Gradualism is one of the laws of nature that Allah Almighty has created. It is also needed in applying the rulings of the Shari`ah to make a change in people’s life. The Prophet (peace and blessings be upon him) stayed in Makkah for thirteen years struggling to shake the false beliefs the Makkan people had adopted. Then, for other ten years, Allah Almighty revealed to him (peace and blessings be upon him) the laws that the Muslims would live by. Gradualism played an effective role in that regard. That was shown, for example, in prohibiting alcohol, riba (interest), and other vices.
The opposite of gradualism is to enact and enforce the rulings of Shari`ah immediately. But mind that, if we are to observe gradualism in applying the rulings of the Shari`ah in this age, this does not mean that we are to be sluggish and delay achieving that aim for too long. Gradualism refers to the importance of preparing the Muslim people to sincerely and enthusiastically adopt the rulings of the Shari`ah in all their walks of life, so as to guarantee that such a matter would last.
The prominent Muslim scholar Sheikh Yusuf Al-Qaradawi, states the following: Gradualism in applying the Shari`ah is a wise requirement to follow. In doing so, we will be following Allah’s Laws with regard to physical nature and teachings of Islam. Gradualism was observed in enjoining the obligations of Islam such as Prayer, fasting, et cetera, and in forbidding the prohibitions as well.

The most telling example in that regard is prohibiting alcohol; the stages taken in that respect are well known by anyone studying the Shari`ah. Islam also took into account the effectiveness of gradualism when it did not suddenly abolish slavery, which was prevalent in the whole world on the advent of Islam.
abolishing slavery then would have led to economic and social uprising, so, it was wise then to deal with such a problem in an indirect way (by, for instance, regarding setting a slave free as a good deed and making it an expiation for some sins). This implied a gradual abolishing of slavery.
Being a divine law, gradualism is to be followed on the political level nowadays. That is to say, gradualism is to be observed when it comes to applying the rulings of the Shari`ah in today’s life when Muslims have been socially, legislatively, and culturally invaded.
If we want to establish a real Muslim society, we should not imagine that such an end can be achieved by a mere decision issued to that effect by a king or a president or a council of leaders or a parliament.
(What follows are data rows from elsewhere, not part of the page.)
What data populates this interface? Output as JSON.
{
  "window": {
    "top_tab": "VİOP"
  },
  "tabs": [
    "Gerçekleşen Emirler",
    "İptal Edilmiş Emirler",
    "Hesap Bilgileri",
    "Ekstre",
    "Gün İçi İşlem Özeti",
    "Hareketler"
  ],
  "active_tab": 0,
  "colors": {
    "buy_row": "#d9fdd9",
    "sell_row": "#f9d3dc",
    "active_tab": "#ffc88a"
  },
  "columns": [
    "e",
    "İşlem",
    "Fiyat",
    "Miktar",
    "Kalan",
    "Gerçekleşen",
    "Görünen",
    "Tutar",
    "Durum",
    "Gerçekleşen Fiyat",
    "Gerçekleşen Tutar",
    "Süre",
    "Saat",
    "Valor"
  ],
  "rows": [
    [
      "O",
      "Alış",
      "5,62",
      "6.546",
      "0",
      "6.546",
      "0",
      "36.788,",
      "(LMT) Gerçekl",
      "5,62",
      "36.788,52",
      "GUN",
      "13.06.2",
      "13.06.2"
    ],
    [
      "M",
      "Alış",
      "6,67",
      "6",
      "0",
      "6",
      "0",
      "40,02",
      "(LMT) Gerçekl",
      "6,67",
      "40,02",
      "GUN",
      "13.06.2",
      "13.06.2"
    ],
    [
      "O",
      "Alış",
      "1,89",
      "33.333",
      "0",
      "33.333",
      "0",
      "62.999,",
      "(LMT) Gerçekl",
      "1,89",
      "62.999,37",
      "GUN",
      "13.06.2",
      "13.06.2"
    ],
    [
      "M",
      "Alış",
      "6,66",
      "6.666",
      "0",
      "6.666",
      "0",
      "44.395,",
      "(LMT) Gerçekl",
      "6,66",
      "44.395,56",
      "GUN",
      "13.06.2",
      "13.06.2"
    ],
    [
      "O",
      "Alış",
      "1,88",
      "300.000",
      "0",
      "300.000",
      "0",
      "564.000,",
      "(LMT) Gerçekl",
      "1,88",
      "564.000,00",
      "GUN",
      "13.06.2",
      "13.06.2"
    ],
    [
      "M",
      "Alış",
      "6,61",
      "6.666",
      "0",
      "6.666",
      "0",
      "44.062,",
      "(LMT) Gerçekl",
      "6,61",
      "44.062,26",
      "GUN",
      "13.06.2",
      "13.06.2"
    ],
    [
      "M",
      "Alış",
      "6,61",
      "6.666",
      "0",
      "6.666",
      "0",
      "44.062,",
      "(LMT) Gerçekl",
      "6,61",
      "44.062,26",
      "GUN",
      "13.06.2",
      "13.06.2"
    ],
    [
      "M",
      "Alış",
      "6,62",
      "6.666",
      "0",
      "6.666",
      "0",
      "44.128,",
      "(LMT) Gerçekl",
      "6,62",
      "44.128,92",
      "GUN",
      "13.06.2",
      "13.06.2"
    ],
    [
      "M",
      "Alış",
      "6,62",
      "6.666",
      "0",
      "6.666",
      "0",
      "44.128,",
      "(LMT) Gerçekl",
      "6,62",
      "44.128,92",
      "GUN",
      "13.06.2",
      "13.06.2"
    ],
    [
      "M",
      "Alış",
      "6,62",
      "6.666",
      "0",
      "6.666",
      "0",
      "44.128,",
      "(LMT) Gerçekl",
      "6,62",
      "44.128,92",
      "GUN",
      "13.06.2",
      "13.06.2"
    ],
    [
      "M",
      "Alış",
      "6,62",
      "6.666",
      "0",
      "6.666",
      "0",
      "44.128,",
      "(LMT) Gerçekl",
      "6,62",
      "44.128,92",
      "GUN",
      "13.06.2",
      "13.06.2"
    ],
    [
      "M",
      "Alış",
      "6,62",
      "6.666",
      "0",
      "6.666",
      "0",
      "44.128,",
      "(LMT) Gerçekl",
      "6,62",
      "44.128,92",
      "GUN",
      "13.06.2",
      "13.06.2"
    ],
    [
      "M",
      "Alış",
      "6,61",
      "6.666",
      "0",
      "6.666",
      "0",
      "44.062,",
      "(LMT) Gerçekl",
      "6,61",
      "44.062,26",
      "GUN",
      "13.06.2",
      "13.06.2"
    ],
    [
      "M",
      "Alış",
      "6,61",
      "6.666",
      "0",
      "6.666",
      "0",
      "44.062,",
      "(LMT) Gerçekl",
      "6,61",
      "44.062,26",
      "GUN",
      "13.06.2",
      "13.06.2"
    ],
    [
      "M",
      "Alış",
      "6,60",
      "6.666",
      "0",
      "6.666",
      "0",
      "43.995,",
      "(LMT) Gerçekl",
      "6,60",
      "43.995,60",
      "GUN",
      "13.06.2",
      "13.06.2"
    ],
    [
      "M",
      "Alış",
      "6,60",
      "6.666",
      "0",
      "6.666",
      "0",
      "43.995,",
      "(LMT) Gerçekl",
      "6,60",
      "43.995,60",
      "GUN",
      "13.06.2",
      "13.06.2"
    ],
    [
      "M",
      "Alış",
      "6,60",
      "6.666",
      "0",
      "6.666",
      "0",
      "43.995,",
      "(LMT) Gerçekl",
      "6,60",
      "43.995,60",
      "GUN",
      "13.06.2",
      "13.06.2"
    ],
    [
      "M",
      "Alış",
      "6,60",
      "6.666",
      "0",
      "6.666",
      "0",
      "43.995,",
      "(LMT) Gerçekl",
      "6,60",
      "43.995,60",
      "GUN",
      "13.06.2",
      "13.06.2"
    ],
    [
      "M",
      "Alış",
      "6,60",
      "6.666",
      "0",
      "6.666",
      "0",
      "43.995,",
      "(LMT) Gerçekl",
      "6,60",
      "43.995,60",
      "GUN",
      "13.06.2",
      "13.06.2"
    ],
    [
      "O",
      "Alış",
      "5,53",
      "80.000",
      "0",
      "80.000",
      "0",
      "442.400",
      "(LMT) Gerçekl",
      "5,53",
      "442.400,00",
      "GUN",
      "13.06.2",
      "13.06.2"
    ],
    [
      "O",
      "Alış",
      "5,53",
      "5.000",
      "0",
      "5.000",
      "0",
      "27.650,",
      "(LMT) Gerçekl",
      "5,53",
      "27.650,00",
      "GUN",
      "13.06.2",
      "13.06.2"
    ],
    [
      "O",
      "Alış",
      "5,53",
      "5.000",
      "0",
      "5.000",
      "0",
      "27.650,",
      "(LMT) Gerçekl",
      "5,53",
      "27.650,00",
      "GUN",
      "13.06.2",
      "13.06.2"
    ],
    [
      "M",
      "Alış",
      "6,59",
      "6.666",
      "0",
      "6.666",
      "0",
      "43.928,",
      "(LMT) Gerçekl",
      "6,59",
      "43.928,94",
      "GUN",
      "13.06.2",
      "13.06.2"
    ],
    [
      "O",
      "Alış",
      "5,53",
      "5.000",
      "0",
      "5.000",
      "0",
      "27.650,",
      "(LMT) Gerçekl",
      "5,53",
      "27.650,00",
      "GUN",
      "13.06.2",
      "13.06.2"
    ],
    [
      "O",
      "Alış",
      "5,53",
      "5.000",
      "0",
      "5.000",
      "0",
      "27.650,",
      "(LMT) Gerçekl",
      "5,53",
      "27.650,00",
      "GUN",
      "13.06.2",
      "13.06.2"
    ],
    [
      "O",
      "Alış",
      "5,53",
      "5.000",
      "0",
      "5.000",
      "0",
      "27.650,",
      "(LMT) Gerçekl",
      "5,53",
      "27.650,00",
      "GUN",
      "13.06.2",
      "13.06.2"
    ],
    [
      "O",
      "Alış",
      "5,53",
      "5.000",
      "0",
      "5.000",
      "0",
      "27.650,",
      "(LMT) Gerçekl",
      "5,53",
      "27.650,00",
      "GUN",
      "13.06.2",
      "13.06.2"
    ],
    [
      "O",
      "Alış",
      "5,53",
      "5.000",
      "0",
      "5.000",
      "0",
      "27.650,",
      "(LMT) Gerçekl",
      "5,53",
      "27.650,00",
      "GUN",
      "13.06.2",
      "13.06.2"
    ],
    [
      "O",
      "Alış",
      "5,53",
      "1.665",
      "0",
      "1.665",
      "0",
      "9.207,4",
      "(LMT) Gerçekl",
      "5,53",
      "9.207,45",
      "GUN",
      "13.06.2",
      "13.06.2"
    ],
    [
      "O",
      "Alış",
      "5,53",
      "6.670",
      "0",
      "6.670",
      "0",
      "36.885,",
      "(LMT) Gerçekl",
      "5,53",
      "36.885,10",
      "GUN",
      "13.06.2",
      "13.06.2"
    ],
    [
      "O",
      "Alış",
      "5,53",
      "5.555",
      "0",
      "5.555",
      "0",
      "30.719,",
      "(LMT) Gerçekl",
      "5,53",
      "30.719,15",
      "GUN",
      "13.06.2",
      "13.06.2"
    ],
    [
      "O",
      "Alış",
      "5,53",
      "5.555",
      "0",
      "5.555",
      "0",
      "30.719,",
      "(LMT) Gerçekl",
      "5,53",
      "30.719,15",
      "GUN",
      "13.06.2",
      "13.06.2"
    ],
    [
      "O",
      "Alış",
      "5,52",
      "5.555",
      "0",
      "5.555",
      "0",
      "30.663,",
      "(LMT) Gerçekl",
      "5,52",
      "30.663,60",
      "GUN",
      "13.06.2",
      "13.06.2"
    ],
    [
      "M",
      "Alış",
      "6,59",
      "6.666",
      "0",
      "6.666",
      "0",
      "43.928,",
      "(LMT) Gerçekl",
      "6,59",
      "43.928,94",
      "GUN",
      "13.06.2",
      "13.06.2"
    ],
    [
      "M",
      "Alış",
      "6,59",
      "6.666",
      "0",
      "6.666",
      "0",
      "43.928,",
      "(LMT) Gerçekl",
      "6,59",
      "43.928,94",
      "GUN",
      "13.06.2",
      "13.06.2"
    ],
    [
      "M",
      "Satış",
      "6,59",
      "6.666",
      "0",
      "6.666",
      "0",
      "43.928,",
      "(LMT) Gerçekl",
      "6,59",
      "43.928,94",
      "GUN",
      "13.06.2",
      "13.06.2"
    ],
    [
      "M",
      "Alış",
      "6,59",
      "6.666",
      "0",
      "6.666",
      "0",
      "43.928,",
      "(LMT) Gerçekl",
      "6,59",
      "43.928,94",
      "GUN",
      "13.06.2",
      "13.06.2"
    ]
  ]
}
Gradualism is the means through which such an end can be fulfilled. Gradualism here refers to preparing people ideologically, psychologically, morally, and socially to accept and adopt the application of the Shari`ah in all aspects of life, and to finding lawful alternatives for the forbidden principles upon which many associations have been founded for so long.
Gradualism in that sense does not mean we are to procrastinate and put off applying the Shari`ah. It is not to be taken as a pretext for discouraging people and foiling their pressing demands to establish Allah’s Laws.
It, rather, should spur us to spotlight our aims, set our plans, and decide, sincerely and wisely, on the gradual stages to be taken in that respect. In that way, step by step, and through wise planning, organizing and determination, we can reach the last and long-awaited stage of applying all the teachings of Islam heart and soul.
This was the same approach that the Prophet (peace and blessings be upon him) adopted so that he (peace and blessings be upon him) could change the pre-Islamic life of degeneration and ignorance into the enlightened life of Islam.
There is an example in that respect which is related concerning `Umar ibn `Abdul-`Aziz, whom the Muslim scholars regard as the fifth rightly-guided caliph and a true follower of his great-grandfather, `Umar ibn Al-Khattab.
`Umar ibn `Abdul-`Aziz’s son, `Abdul-Malik, who was a firm pious young man, said to his father one day, “O father! Why you do not implement the rulings firmly and immediately? By Allah, I would not care if all the world would furiously oppose us so long as we seek to establish the right [that Allah Almighty has enjoined].” These words show how zealous that young man was to destroy all signs of corruption and deterioration immediately and without delay whatever the consequences.
But the wise father said to his son, “Do not deal with matters hastily, son. Allah Almighty [Himself] despised drinking alcohol twice in the Qur’an and did not declare it forbidden but in the third time. I am afraid that if I enjoined the right on people at one stroke, they would give it up all at once, which might lead to sedition.” (See Al-Muafaqat by Ash-Shatibi, vol. 2, p. 94.)
That attitude of `Umar ibn `Abdul-`Aziz shows that he saw it wise to tackle matters gradually. He was guided in that respect by Allah’s dealing with prohibiting alcohol. `Umar wanted to lead people step-by-step towards establishing the right and this, in fact, is the wise juristic approach to handle matters.